Stock Analyst Notes

by Vishnu Lekraj | 09-24-09 | 12:48PM | E-mail Note
Browse Analyst Notes by Company : A B C D E F G H I J K L M N O P Q R S T U V W X Y Z All

Paychex PAYX reported first-quarter results that were in line with our expectations and we are maintaining our fair value estimate. The operating environment seems to be improving for Paychex as the employment market and the overall economy begin to stabilize. Total revenue for the first quarter of fiscal 2010 declined 6% year over year; however, on a quarterly sequential basis revenue grew approximately 1%. The combination of a lower average employee headcount for the firm's customers, an increased rate in businesses closures, and a dramatically lower interest rate environment have created a major head wind that has impaired growth, but the torrid pace of decline for these metrics has improved significantly. Profitability also took a hit as deleveraging and lower float income hurt the bottom line. Operating margins compressed to 38% from 41% year over year. However, this metric also improved on a quarterly sequential basis from 35%. We believe the improving sequential results for both revenue and profitability point to the beginning of a solid recovery for the firm over the course of fiscal 2010.

Revenue for the firm's core payroll service division declined 6% year over year, but on a quarterly sequential basis, revenue grew approximately 2%. Checks per client decreased 5% year over year, but this metric was flat when compared with the fourth quarter of fiscal 2009. We believe the sequential trends for both of these metrics point to some stabilization for this division. Further improvement in the labor market over the course of fiscal 2010 should help produce better results for the firm's payroll operations moving forward. Even though these results are disappointing when compared with what investors are used to from Paychex, they were driven by macroeconomic factors and not any deterioration in the firm's competitive position. Regular pricing increases of approximately 3% were still passed on with very little resistance and this again highlights the firm's wide economic moat.
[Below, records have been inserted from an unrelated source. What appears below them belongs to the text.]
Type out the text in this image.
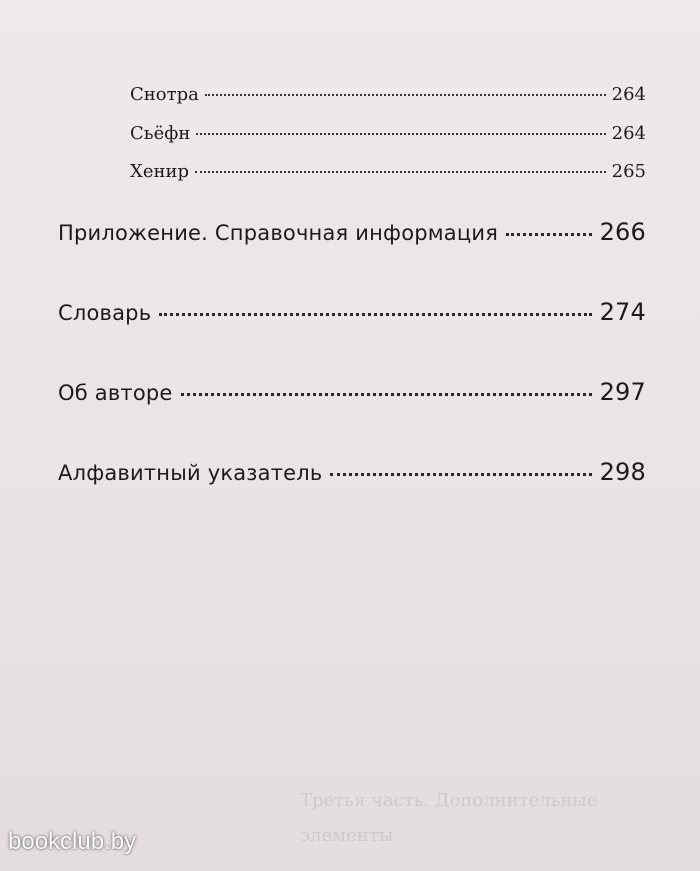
Третья часть. Дополнительные
элементы
Снотра	264
Сьёфн	264
Хенир	265
Приложение. Справочная информация	266
Словарь	274
Об авторе	297
Алфавитный указатель	298
bookclub.by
Paychex's human resources service division continued to show solid resilience. Revenue grew 1% year over year as most service offerings experienced positive trends. These services are mainly marketed and provided to existing payroll clients. We believe payroll clients that have been able to weather the current economic storm are looking to leverage these ancillary services in order to try and boost their own operational efficiency and profitability during the current economic downturn.

The firm's income from float (interest earned as a result of the lag between when Paychex receives payroll-related funds from its clients and when it pays its clients' employees or other entities) fell 43% year over year as short-term interest rates were significantly lower compared with last year. Since revenue from the float portfolio has minimal expenses, firmwide operating margins are affected materially with the fluctuation of float income. However, we expect the deep year-over-year revenue declines in the float portfolio to dissipate over the course of fiscal 2010 as the company laps the historically low interest rates of the past year. Management also mentioned that it is beginning to move into slightly higher-yielding securities as the credit markets have shown signs of sustainable stabilization.